You can also acquire old furniture on the cheap and restore it without a huge expense. You can sell the refurbished furniture locally or online, which can become a good source of extra weekly income once you start.
Some small fix-it jobs won't require licenses. Does someone need one strip of siding replaced? You may be able to do that. Do you need to be licensed to change the kitchen waste disposal? Possibly not. Take the time to go through the laws and make note of every small home repair job you can think of that you're allowed to do for a customer. When you ask someone if they need help around the house, you'll have the information you need to say, "I can help you."
Many homeowners are still unsure about how to handle leaf litter in their yard. Be the answer to their problem by offering to rake it up and haul it away so they don't have to think about it.
These are usually under general skills. Always double check with your state handyman laws. Many homeowners don't enjoy or have the skills needed to feel confident doing these jobs on their own. You can give them the peace of mind of hiring someone with the proper physical ability and tools.
Believe it or not, not all men are fascinated with finding a stud. As a professional picture hanger, you can help homeowners avoid future accidents by hanging the heavy artwork in the right place. With a few simple tools you probably already have on hand, you can help them make their living space inviting.
After you check with the homeowner and local laws to verify the job in question does not require a liscence, you may find you can offer your services to a homeowner who's changing their lights out for a new style.
When it comes time to have a good clear out, whether for getting the basement ready for an overhaul or preparing for a move, dumpster loading is a huge task, homeowners could use an extra set of hands to help haul stuff out to their dumpster. Not a pretty job, but one of those needs you can use to fill gaps during a slow month.

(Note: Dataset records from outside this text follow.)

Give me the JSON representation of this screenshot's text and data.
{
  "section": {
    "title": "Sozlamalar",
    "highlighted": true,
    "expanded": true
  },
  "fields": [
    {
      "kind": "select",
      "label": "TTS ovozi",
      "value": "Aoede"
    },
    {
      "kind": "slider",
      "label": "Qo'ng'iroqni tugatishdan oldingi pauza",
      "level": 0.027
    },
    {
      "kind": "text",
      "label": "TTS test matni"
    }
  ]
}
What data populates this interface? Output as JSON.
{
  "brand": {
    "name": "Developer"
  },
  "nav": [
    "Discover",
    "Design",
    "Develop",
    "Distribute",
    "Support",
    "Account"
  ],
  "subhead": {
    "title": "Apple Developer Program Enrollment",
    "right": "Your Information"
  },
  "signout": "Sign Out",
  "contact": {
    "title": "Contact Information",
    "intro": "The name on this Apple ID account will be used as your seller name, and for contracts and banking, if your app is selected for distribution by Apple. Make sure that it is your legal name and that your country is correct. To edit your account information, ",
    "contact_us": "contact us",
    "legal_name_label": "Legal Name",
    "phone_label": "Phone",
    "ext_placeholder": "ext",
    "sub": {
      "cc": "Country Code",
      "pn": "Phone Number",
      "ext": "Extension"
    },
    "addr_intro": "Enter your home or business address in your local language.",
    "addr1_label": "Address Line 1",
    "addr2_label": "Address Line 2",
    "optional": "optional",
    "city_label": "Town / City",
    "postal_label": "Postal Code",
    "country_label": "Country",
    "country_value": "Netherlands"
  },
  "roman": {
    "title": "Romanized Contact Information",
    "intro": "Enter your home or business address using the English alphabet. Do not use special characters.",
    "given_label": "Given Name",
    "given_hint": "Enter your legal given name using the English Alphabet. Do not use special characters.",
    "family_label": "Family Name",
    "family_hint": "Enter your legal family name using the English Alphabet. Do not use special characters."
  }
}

This is one of those jobs most homeowners don't want to take on themselves. Add this to your arsenal of services. Just limit how much you do this one for any one customer, as a whole house ceiling removal would probably cost enough that you'd need a contractors's license.
As you can see, the number of jobs you can do for customers is quite extensive. With some thought, you should be able to find another set of services you can offer and help your handyman business bring home a steady income.
Choose some to advertise your services with and see how much interest you get. If you think this is something you'd like to get into full-time, consider getting a contractor's license with your state to open up more options for you.